Each health plan reported a percentage for each
measure. For each year, the mean of these reported percentages
was calculated to determine the aggregate
average percentage for all 15 health plans that participated
during all 4 years of the project. Data published in
the NCQA publication The State of Health Care Quality
2003: Industry Trends and Analysis,5 were derived
from similar methods, including calculations of the
mean rather than the median. This method permits
comparison of Wisconsin data with national and regional
data. Because patients from the intertribal health system
may have been included in one or more HMOs,
aggregate calculations included only HMO data.
Trends over time and variation between plans were
examined. Each plan's 4-year average percentage was
calculated for each of the 6 measures. The range and
mean for each measure illustrates which diabetes care
measures were consistent or varied between plans. The
intertribal health system was included in these calculations.
Trends over time, from 1999 through 2002, were
calculated for Wisconsin and the United States. To
account for ceiling effects, percent improvement was
calculated as a decrease in failure rate.6 This calculation
represents the reduction in the proportion not having
the indicator (eg, an increase from 80% to 90% represents
a 50% reduction in the proportion without the
indicator). The Wilcoxon signed rank test was used to
compare 1999 averages to 2002 averages for Wisconsin;
a comparison of means with equal variance was used to
compare US averages from 1999 through 2002.
Representatives of the health plans met quarterly to
share and discuss findings from the HEDIS data and to
share resources, best practices, strategies, and barriers
encountered in their organizations. The quarterly forums
generally included brainstorming, as well as discussion
about data collection issues, data analysis, and results
relating to the project. The forums were generally well
attended, with much of the group representing quality
improvement managers; total attendance, including individuals
participating by teleconference, was generally
numbered in the 20s. Two separate educational sessions
provided an opportunity for collaborators to learn more
about HEDIS and allowed them to ask specific questions.
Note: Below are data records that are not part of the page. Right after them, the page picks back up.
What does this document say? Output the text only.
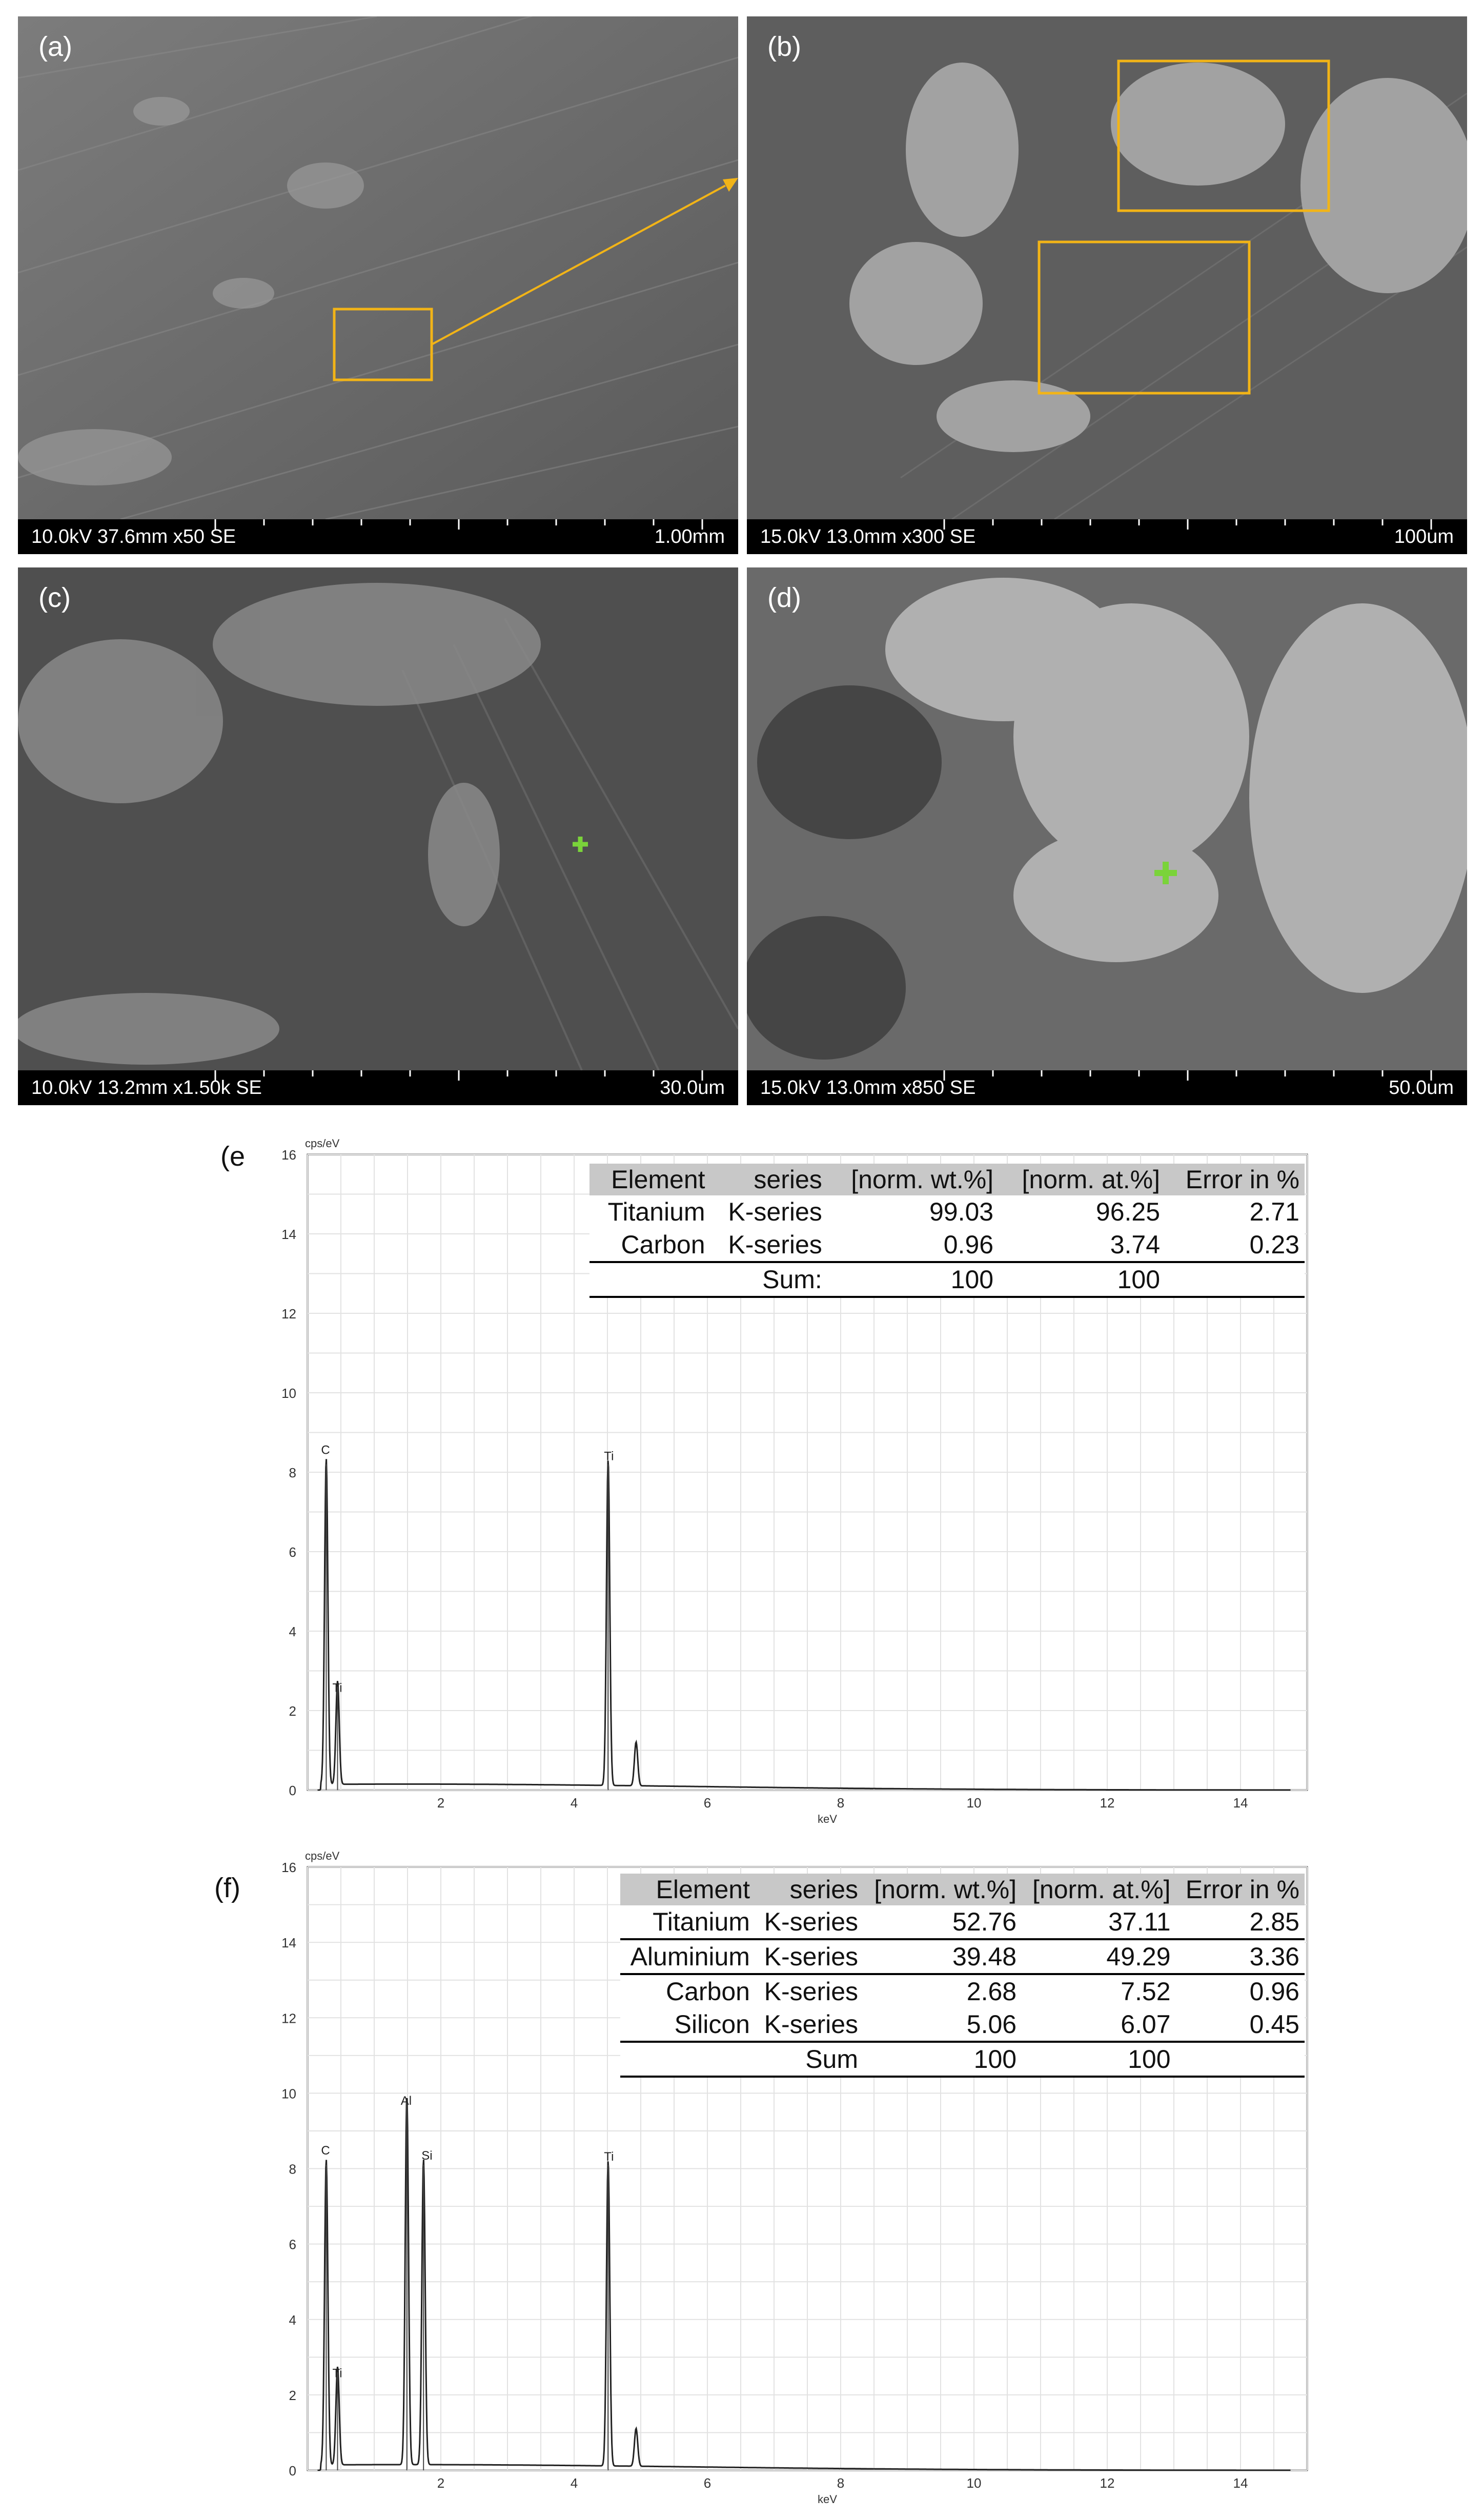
(a)
10.0kV 37.6mm x50 SE	1.00mm
(b)
15.0kV 13.0mm x300 SE	100um
(c)
10.0kV 13.2mm x1.50k SE	30.0um
(d)
15.0kV 13.0mm x850 SE	50.0um
(e
0
2
4
6
8
10
12
14
16
2	4	6	8	10	12	14
cps/eV
keV
C
Ti
Ti
Element	series	[norm. wt.%]	[norm. at.%]	Error in %
Titanium	K-series	99.03	96.25	2.71
Carbon	K-series	0.96	3.74	0.23
	Sum:	100	100	
(f)
0
2
4
6
8
10
12
14
16
2	4	6	8	10	12	14
cps/eV
keV
C
Ti
Al
Si	Ti
Element	series	[norm. wt.%]	[norm. at.%]	Error in %
Titanium	K-series	52.76	37.11	2.85
Aluminium	K-series	39.48	49.29	3.36
Carbon	K-series	2.68	7.52	0.96
Silicon	K-series	5.06	6.07	0.45
	Sum	100	100	
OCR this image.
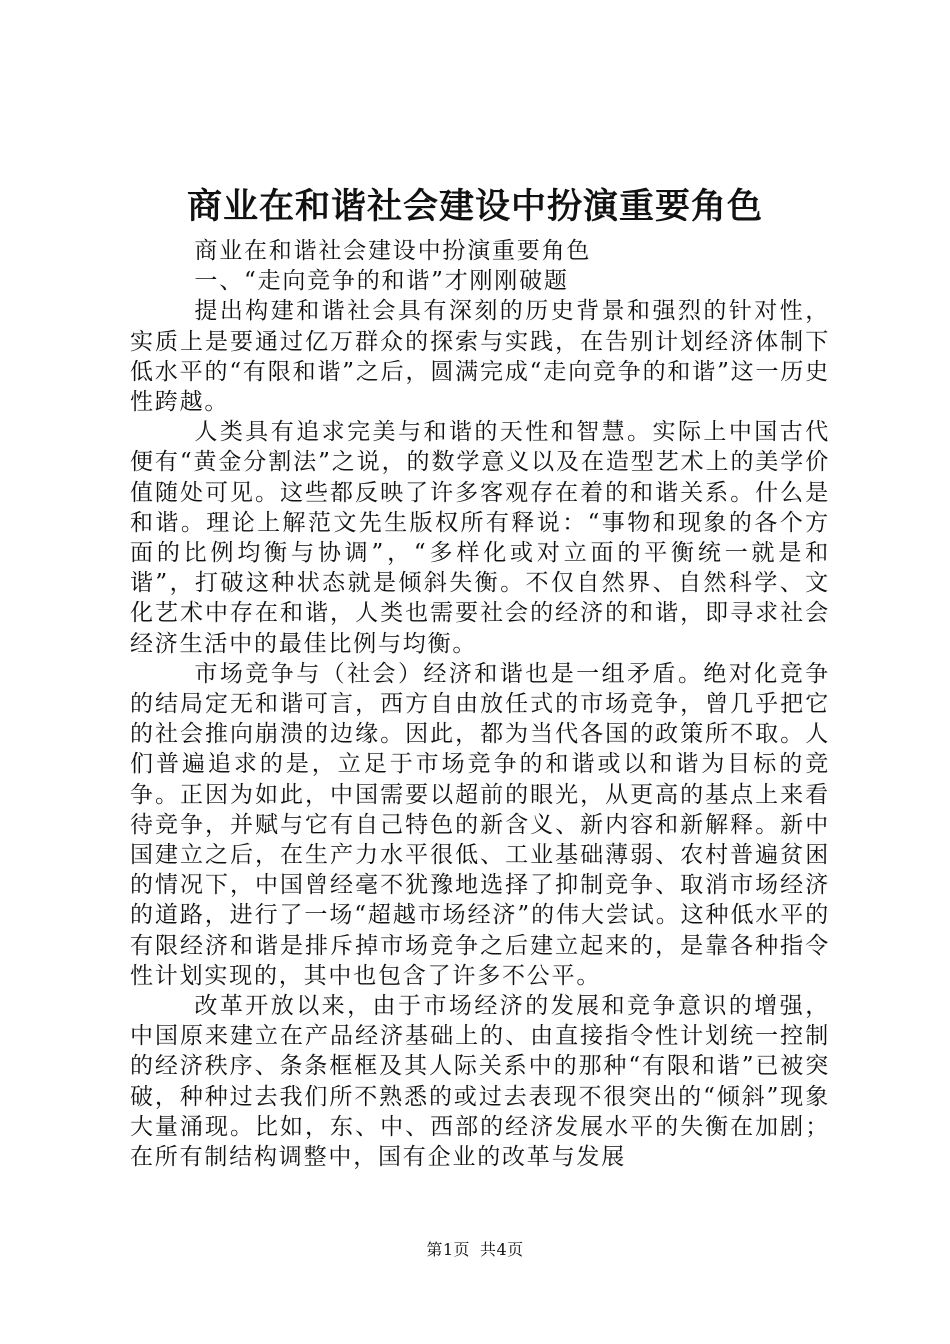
商业在和谐社会建设中扮演重要角色

商业在和谐社会建设中扮演重要角色

一、“走向竞争的和谐”才刚刚破题

提出构建和谐社会具有深刻的历史背景和强烈的针对性，实质上是要通过亿万群众的探索与实践，在告别计划经济体制下低水平的“有限和谐”之后，圆满完成“走向竞争的和谐”这一历史性跨越。

人类具有追求完美与和谐的天性和智慧。实际上中国古代便有“黄金分割法”之说，的数学意义以及在造型艺术上的美学价值随处可见。这些都反映了许多客观存在着的和谐关系。什么是和谐。理论上解范文先生版权所有释说：“事物和现象的各个方面的比例均衡与协调”，“多样化或对立面的平衡统一就是和谐”，打破这种状态就是倾斜失衡。不仅自然界、自然科学、文化艺术中存在和谐，人类也需要社会的经济的和谐，即寻求社会经济生活中的最佳比例与均衡。

市场竞争与（社会）经济和谐也是一组矛盾。绝对化竞争的结局定无和谐可言，西方自由放任式的市场竞争，曾几乎把它的社会推向崩溃的边缘。因此，都为当代各国的政策所不取。人们普遍追求的是，立足于市场竞争的和谐或以和谐为目标的竞争。正因为如此，中国需要以超前的眼光，从更高的基点上来看待竞争，并赋与它有自己特色的新含义、新内容和新解释。新中国建立之后，在生产力水平很低、工业基础薄弱、农村普遍贫困的情况下，中国曾经毫不犹豫地选择了抑制竞争、取消市场经济的道路，进行了一场“超越市场经济”的伟大尝试。这种低水平的有限经济和谐是排斥掉市场竞争之后建立起来的，是靠各种指令性计划实现的，其中也包含了许多不公平。

改革开放以来，由于市场经济的发展和竞争意识的增强，中国原来建立在产品经济基础上的、由直接指令性计划统一控制的经济秩序、条条框框及其人际关系中的那种“有限和谐”已被突破，种种过去我们所不熟悉的或过去表现不很突出的“倾斜”现象大量涌现。比如，东、中、西部的经济发展水平的失衡在加剧；在所有制结构调整中，国有企业的改革与发展

第1页 共4页
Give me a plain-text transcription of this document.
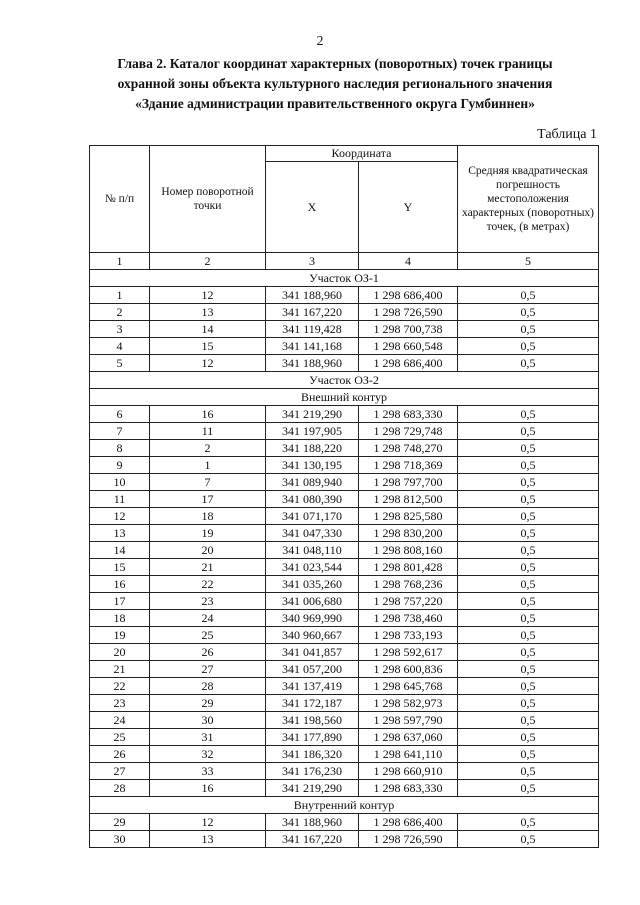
2
Глава 2. Каталог координат характерных (поворотных) точек границы
охранной зоны объекта культурного наследия регионального значения
«Здание администрации правительственного округа Гумбиннен»
Таблица 1
№ п/п	Номер поворотной точки	Координата		Средняя квадратическая погрешность местоположения характерных (поворотных) точек, (в метрах)
		X	Y	
1	2	3	4	5
Участок ОЗ-1				
1	12	341 188,960	1 298 686,400	0,5
2	13	341 167,220	1 298 726,590	0,5
3	14	341 119,428	1 298 700,738	0,5
4	15	341 141,168	1 298 660,548	0,5
5	12	341 188,960	1 298 686,400	0,5
Участок ОЗ-2				
Внешний контур				
6	16	341 219,290	1 298 683,330	0,5
7	11	341 197,905	1 298 729,748	0,5
8	2	341 188,220	1 298 748,270	0,5
9	1	341 130,195	1 298 718,369	0,5
10	7	341 089,940	1 298 797,700	0,5
11	17	341 080,390	1 298 812,500	0,5
12	18	341 071,170	1 298 825,580	0,5
13	19	341 047,330	1 298 830,200	0,5
14	20	341 048,110	1 298 808,160	0,5
15	21	341 023,544	1 298 801,428	0,5
16	22	341 035,260	1 298 768,236	0,5
17	23	341 006,680	1 298 757,220	0,5
18	24	340 969,990	1 298 738,460	0,5
19	25	340 960,667	1 298 733,193	0,5
20	26	341 041,857	1 298 592,617	0,5
21	27	341 057,200	1 298 600,836	0,5
22	28	341 137,419	1 298 645,768	0,5
23	29	341 172,187	1 298 582,973	0,5
24	30	341 198,560	1 298 597,790	0,5
25	31	341 177,890	1 298 637,060	0,5
26	32	341 186,320	1 298 641,110	0,5
27	33	341 176,230	1 298 660,910	0,5
28	16	341 219,290	1 298 683,330	0,5
Внутренний контур				
29	12	341 188,960	1 298 686,400	0,5
30	13	341 167,220	1 298 726,590	0,5
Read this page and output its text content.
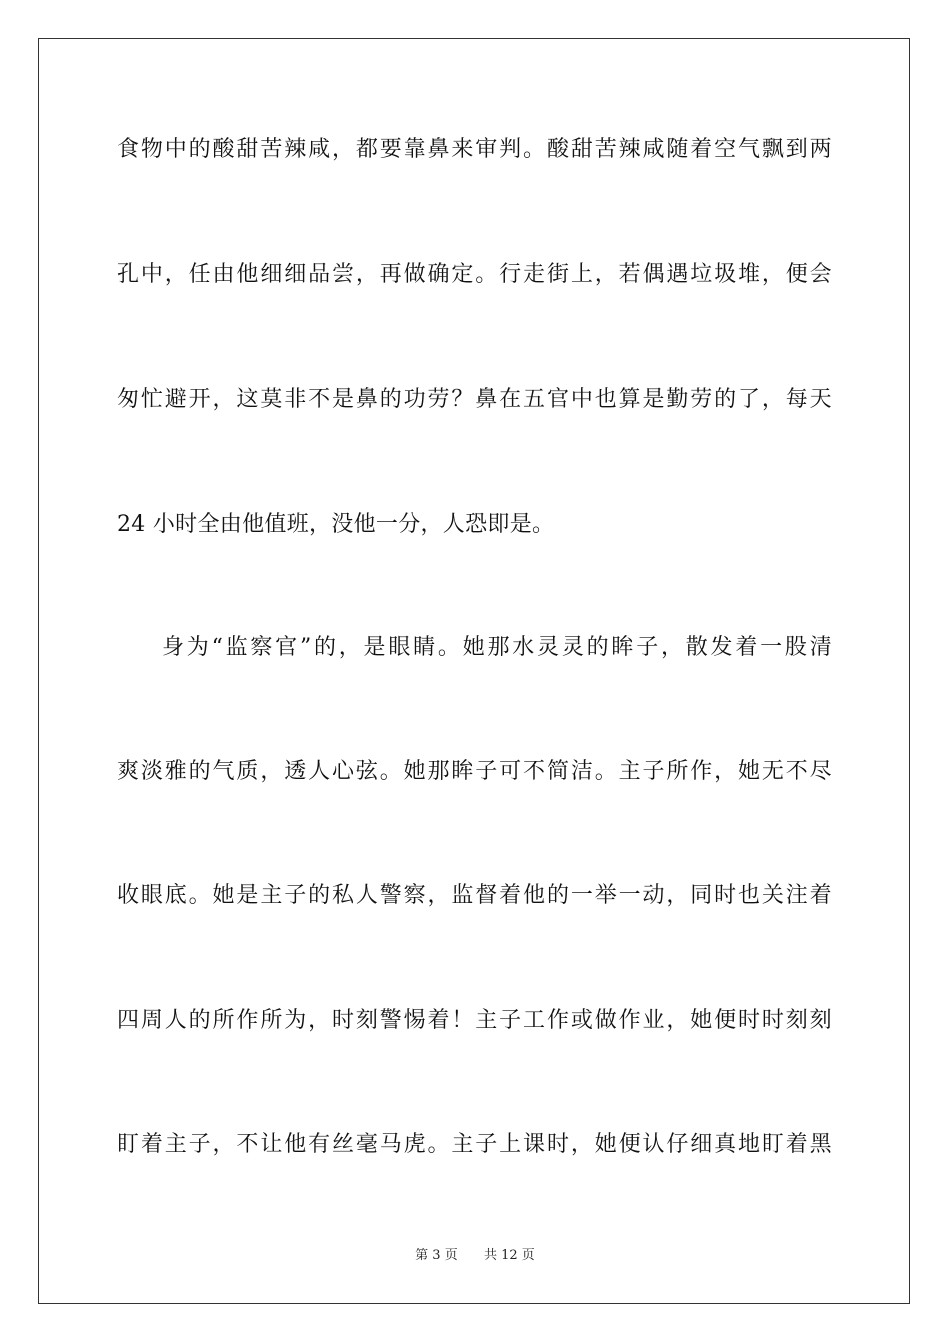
食物中的酸甜苦辣咸，都要靠鼻来审判。酸甜苦辣咸随着空气飘到两
孔中，任由他细细品尝，再做确定。行走街上，若偶遇垃圾堆，便会
匆忙避开，这莫非不是鼻的功劳？鼻在五官中也算是勤劳的了，每天
24 小时全由他值班，没他一分，人恐即是。
身为“监察官”的，是眼睛。她那水灵灵的眸子，散发着一股清
爽淡雅的气质，透人心弦。她那眸子可不简洁。主子所作，她无不尽
收眼底。她是主子的私人警察，监督着他的一举一动，同时也关注着
四周人的所作所为，时刻警惕着！主子工作或做作业，她便时时刻刻
盯着主子，不让他有丝毫马虎。主子上课时，她便认仔细真地盯着黑
第 3 页 共 12 页
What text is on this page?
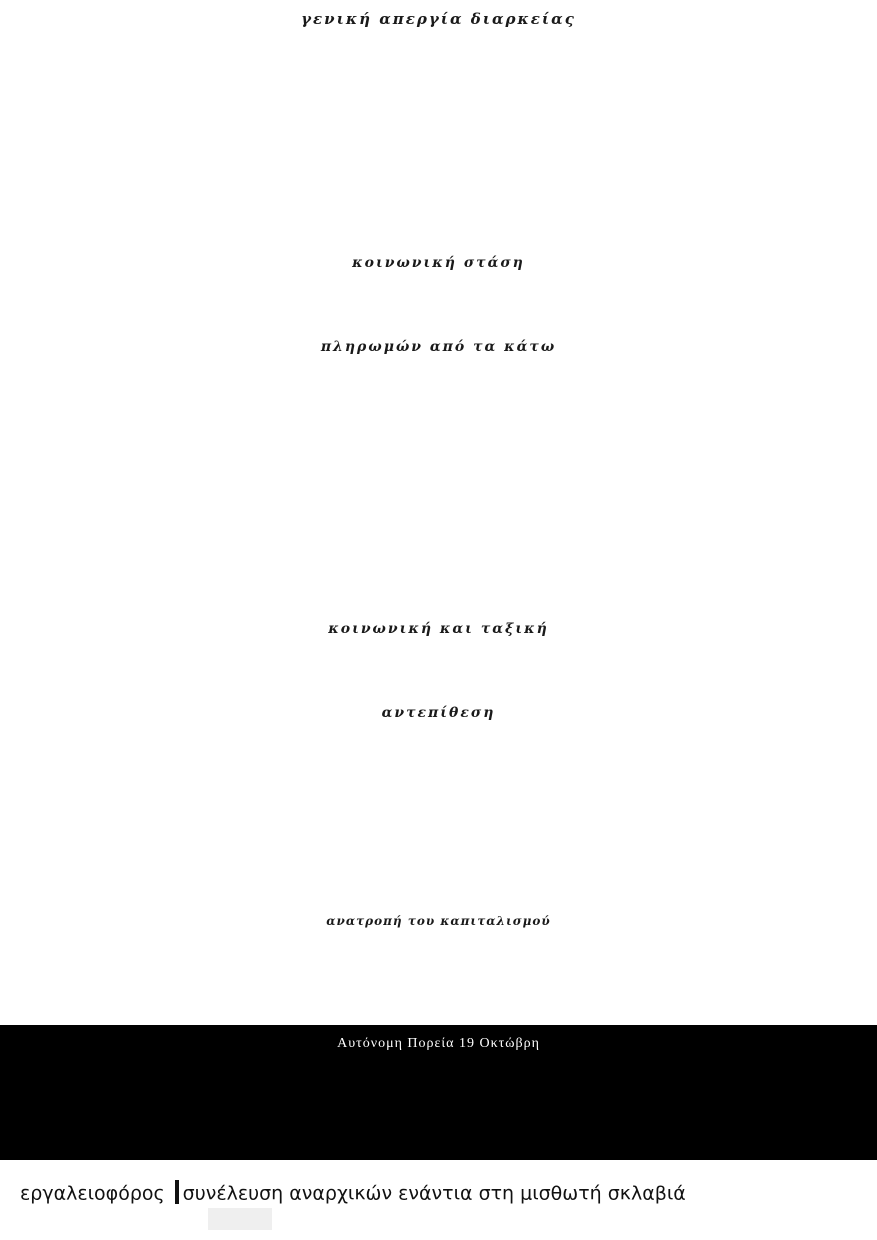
γενική απεργία διαρκείας
κοινωνική στάση
πληρωμών από τα κάτω
κοινωνική και ταξική
αντεπίθεση
ανατροπή του καπιταλισμού
Αυτόνομη Πορεία 19 Οκτώβρη
εργαλειοφόρος συνέλευση αναρχικών ενάντια στη μισθωτή σκλαβιά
Ongoing communication through several methods
was essential to the success of this collaboration.7-12
Collaborator e-mail discussions and updates occurred
monthly; presentations at local and national conferences
were also frequent. Participation in the project, defined
as the submission of HEDIS data for that year, was evaluated
yearly. Despite the high turnover rate in quality
improvement managers, most (15 of 22) health plans
continued to submit their HEDIS Comprehensive
Diabetes Care measures annually for the 4 years of this
report, as well as attend and participate in forums.
Collaborators also strived to improve the quality of
diabetes care through statewide collaborative quality
improvement initiatives. In 2001, the collaborators
developed the Diabetes Eye Care Initiative. Collaborators
raised concerns that the dilated eye examination is
the only diabetes measure performed outside the primary
care office system. This factor may decrease
patient adherence and adds a barrier in communicating
results from the eye care specialist to the primary care
physician. A lack of communication provides challenges
in collecting accurate data. The objectives of this initiative
included increasing the percentage of individuals
with diabetes receiving eye examinations as well as
improving communication and reporting of results and
Using joint letterhead to show a united message, the
Diabetes Eye Care Initiative targeted all primary care
physicians and eye care specialists in the state.